After delivering excellent performance quarter after quarter for the last 18 months, Tata Consultancy Services (TCS), India’s largest information technology (IT) company, seems to have taken a pause.

The company missed investors’ expectations on all counts - revenues, margins and net profits - in the second, or July-to-September quarter, as hedging losses and higher wage costs pulled down numbers. 

“While this is TCS’ first miss in almost 18 months and it does deserve some breathing space after the performance over the last two years, simply put these numbers are not good enough given TCS management’s super-bullish commentary through the quarter and TCS’ current bellwether status in the Indian IT industry,” CLSA analysts Nimish Joshi and Arati Mishra wrote in their note to the investors on Monday.

The duo said the tech major had disappointed despite moderated investor expectations after the recent European turmoil.
In the quarter gone by, even after beating peer Infosys

Technologies by recording 4.7% sequential dollar revenue and over 6% volume growth, TCS left the Street a tad upset as its earnings before interest, taxes, depreciation and amortisation (Ebitda) slip at 94 basis points (bps) was much higher than expected.

Most analysts had estimated around 50% drop in operating margins. Infosys’ expanded its margins by 210 bps in the quarter.
“We were expecting more (on margins), given the benefit from a benign currency,” said Joshi and Mishra in their report.

The Tata group’s IT services company’s net profit in the quarter was hit by forex losses, which were to the tune of `91 crore, and rise in wage costs by Rs1,073 crore. However, its forex losses were much lower than street expectations of Rs150-175 crore.
TCS’ pricing in constant currency also tumbled 95 bps for the second consecutive quarter.

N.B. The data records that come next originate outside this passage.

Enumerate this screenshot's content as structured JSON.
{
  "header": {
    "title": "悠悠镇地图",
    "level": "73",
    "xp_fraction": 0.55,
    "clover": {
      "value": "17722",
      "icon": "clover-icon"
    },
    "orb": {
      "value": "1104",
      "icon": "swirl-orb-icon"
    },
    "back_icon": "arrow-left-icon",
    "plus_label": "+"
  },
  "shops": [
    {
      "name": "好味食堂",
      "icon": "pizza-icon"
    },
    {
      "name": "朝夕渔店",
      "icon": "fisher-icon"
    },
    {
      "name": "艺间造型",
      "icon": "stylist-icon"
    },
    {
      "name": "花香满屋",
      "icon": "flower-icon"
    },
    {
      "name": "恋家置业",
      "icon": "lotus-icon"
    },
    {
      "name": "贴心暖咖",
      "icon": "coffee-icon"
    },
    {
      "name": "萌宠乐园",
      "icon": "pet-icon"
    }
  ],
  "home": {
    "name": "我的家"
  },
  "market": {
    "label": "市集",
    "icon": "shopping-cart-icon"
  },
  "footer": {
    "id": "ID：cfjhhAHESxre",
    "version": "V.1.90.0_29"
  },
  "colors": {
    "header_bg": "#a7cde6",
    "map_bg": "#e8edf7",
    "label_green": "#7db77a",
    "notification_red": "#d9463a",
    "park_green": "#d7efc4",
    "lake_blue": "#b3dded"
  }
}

The CLSA analysts said the setback in the TCS’ performance could have an industry-wide impact. “TCS’ industry-leading revenue growth and margins have been key drivers of its PE premium. However, the latest quarterly report is somewhat of a setback on the valuations front. The onus of proof now falls on TCS. Moreover, with industry-wide demand confidence also on hold due to the adverse macro situation, there seem multiple pressure points on street’s FY12/13 estimates,” they said in their report.

N Chandrasekaran, CEO and managing director, of TCS dismissed any such concerns; “Pipelines looks healthy and we have heard nothing negative from our clients. I feel the budget cycle is going to be on target and there are no delays. In fact, there might be budget increases in some situation. Mood across all sectors is positive.” TCS’ performance in the last quarter could see a flight of investor money from it to Infosys. A lot of investor money had moved out of Infosys into TCS through last nine months.   In the last quarter, TCS added 35 new clients while its net hiring was 12,580 people and gross employee addition 20,349 people.